8 Nov 19

10 golden rules of company car choice lists

Changing suppliers and rationalising a company car choice list is a major undertaking. To guide fleet decision makers through this process, Thibault Alleyn, MD Consulting & Analytics, FleetVision (pictured above), and Thorsten Bertram, Global Process Lead & Group Director International Customer Relations, Fleet Logistics, offered the following advice at the Fleet Europe Summit: 


  1. Use car lists wisely. Standardising vehicle selection, so every employee of a similar grade drives the same car, can bring huge purchasing and administrative advantages (for example, reallocating cars is much easier). But don’t ignore local preferences and the scale of the administrative effort required to introduce this.
  2. Know what you need. Investigate the mileage patterns of your vehicles, their usage (daily and weekly) and consider any mandatory options, such as safety equipment, to ensure any new car choices will be fit for purpose.
  3. Take people into account. Identify any clusters around certain driver needs, look at recent order history and survey drivers to ensure any new company car choices fit with market trends. Don’t ignore the people perspective in car lists.
  4. Adjust to context. A variety of external factors can impact the way cars are received and their fleet suitability, so make sure you are aware of WLTP emissions, local tax treatments, vehicle image perceptions, and the extent of dealer networks in different countries. Be prepared to allow local exceptions where these are more effective and efficient.
  5. Procurement issues. Take into account your buying strategy - will you be sourcing a single vehicle or batch ordering; dealing with a local or a global supplier; standardising vehicles to the same make and model or simply harmonising to the same manufacturer? The answers to these questions can make a big difference to the success of contracts, and increasingly, said Alleyn, FleetVision is seeing more flexibility in supply arrangement if there is a good business case.
  6. Reassess contracts periodically. Car choice lists are not set in stone, and require monthly checks to ensure different model variants are still available; three to six month checks to potentially accommodate new drive trains; and six-monthly feedback sessions with suppliers. Alleyn also recommends completely renegotiating supply contracts every two to three years.
  7. Stay informed.

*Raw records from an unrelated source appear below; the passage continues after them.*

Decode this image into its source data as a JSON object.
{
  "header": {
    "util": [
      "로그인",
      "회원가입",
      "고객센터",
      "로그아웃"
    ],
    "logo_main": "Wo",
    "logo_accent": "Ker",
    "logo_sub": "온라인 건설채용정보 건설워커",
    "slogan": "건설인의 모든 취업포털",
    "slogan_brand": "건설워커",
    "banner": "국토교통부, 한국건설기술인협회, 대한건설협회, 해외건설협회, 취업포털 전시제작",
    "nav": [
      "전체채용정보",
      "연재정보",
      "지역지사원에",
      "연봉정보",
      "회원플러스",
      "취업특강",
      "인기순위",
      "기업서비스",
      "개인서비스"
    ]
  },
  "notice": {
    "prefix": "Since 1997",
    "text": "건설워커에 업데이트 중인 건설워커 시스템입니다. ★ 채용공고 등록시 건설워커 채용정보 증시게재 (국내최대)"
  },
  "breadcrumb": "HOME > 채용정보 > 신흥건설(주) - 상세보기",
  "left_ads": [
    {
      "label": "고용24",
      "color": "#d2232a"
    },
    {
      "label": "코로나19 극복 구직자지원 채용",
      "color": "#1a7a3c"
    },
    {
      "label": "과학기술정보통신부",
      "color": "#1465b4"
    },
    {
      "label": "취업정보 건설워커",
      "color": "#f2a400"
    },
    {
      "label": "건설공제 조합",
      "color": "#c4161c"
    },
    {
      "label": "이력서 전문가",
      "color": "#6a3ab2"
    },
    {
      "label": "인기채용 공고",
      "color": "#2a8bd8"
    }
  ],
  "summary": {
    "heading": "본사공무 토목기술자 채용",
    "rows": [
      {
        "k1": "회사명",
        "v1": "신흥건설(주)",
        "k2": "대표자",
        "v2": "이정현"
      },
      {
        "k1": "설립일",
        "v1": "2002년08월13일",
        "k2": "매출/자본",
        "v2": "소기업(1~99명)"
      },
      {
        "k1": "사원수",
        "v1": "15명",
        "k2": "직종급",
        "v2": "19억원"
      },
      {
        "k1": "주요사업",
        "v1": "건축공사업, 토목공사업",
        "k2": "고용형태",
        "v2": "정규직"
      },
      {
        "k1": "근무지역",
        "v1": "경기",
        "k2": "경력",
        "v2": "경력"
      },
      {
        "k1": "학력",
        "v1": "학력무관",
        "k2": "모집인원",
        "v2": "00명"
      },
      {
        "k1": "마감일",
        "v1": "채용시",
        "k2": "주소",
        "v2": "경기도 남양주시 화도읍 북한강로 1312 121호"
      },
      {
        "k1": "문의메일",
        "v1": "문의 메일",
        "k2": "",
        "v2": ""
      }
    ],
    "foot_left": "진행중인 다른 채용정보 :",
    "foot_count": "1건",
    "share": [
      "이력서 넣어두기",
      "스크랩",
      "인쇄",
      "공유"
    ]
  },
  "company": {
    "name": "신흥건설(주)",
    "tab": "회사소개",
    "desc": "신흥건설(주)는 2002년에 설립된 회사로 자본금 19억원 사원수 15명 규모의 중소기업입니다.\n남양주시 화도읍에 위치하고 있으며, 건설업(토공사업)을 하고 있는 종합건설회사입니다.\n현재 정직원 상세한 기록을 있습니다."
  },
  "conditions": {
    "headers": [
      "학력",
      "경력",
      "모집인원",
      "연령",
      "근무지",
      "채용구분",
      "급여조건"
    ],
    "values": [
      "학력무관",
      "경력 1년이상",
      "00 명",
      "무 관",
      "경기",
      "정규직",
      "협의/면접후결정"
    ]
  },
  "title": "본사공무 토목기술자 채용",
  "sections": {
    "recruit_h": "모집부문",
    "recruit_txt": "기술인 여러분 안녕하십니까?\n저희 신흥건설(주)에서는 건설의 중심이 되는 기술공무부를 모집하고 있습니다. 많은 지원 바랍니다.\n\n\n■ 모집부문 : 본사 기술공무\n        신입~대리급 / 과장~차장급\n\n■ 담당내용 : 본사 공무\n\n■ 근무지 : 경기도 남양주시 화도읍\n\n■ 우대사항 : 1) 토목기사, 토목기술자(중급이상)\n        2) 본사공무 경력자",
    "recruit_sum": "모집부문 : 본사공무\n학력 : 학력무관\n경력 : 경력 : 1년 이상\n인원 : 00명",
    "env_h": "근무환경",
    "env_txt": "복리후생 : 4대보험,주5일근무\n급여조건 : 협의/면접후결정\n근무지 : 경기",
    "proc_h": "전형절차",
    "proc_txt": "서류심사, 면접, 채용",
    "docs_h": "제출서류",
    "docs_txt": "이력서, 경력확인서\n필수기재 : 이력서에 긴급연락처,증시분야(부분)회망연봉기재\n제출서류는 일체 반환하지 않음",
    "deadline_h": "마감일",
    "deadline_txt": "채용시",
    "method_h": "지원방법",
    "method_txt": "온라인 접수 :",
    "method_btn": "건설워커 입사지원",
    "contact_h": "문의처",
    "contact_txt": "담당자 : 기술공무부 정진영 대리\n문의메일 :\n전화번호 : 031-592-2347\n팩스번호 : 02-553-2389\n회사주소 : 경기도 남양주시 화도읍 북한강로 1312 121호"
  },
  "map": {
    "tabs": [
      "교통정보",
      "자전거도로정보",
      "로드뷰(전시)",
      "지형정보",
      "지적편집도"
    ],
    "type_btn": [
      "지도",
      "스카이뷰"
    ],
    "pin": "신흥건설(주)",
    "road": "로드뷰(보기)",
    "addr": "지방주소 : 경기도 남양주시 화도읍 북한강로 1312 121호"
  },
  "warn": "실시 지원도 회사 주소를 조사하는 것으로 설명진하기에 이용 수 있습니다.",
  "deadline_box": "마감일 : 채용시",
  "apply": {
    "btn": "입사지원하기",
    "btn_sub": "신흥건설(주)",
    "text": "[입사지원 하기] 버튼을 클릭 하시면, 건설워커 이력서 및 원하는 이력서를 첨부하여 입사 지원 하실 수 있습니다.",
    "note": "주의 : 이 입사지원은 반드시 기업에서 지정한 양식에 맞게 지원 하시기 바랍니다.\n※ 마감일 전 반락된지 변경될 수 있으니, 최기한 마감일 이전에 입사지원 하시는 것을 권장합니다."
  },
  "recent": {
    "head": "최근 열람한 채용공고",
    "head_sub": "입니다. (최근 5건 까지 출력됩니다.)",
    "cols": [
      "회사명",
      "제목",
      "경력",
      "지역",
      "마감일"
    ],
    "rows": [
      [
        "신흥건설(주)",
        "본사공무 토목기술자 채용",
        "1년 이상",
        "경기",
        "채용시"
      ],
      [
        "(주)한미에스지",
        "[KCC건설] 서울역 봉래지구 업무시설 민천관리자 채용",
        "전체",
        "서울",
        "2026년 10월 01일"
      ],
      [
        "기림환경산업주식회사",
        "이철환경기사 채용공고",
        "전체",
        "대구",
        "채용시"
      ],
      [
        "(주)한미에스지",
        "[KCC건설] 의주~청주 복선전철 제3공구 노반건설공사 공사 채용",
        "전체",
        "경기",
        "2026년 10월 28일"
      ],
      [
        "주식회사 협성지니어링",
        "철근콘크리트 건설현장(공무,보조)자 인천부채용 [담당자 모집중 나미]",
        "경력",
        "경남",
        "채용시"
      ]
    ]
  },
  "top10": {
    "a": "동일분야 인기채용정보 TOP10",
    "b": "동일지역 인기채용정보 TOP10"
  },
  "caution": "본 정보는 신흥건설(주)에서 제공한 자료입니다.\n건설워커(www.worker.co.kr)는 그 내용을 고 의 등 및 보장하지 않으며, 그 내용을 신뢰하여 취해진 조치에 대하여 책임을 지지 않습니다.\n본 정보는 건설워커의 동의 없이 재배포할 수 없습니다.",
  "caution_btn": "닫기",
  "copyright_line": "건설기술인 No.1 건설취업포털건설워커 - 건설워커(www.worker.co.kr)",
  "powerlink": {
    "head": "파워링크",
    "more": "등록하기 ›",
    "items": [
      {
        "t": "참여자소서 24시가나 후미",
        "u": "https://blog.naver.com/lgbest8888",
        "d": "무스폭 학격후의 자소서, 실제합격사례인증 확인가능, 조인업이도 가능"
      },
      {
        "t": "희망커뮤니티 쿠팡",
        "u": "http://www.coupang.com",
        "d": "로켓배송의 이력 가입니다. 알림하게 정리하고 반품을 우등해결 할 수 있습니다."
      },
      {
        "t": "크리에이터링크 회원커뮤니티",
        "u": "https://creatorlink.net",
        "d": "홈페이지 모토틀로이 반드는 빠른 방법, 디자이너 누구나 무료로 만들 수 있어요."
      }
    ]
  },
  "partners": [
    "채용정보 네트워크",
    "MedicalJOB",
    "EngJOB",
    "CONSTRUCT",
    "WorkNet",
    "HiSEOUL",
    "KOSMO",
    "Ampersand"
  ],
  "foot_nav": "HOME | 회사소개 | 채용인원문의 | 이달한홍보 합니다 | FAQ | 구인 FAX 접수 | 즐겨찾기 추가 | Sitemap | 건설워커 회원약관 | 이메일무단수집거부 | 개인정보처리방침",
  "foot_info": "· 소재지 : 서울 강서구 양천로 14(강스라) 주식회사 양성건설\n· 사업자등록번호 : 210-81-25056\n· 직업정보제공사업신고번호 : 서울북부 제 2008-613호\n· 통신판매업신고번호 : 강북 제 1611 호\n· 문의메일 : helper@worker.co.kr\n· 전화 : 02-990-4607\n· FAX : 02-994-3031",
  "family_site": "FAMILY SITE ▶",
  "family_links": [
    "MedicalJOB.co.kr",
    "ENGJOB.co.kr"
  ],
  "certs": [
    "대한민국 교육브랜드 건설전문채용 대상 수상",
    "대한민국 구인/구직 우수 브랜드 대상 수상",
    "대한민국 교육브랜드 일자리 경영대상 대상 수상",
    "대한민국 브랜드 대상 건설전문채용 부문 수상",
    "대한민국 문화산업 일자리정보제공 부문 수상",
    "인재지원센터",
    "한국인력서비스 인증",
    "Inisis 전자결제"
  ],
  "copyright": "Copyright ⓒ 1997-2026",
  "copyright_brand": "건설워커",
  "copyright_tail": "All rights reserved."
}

Use external sources such as lease companies, OEMs, fleet management companies and the media to keep up to date with fleet trends, tax changes, market evolution, vehicle availability and delivery times, and movements in residual values.
  8. Define your TCO. To compare apples with apples, so to speak, it’s important to use a consistent set of data to calculate total cost of ownership, such as lease rates, services, fuel costs, and (in)direct taxation. Moreover, don’t overlook other costs such as internal fleet management, end of contract vehicle return charges, as well as positives such as any periodical rebates from suppliers.
  9. Dare to experiment. Avoid ‘big bang’ commitments to new products and services, but take baby steps to trial different power trains, longer and shorter lease durations, new brands and models, and even mobility alternatives
  10. Monitor compliance. Checking that supply agreements are honoured and that local companies respect the corporate car list is important in evaluating the success of a new arrangement. It’s also vital to measure actual TCO against forecast TCO.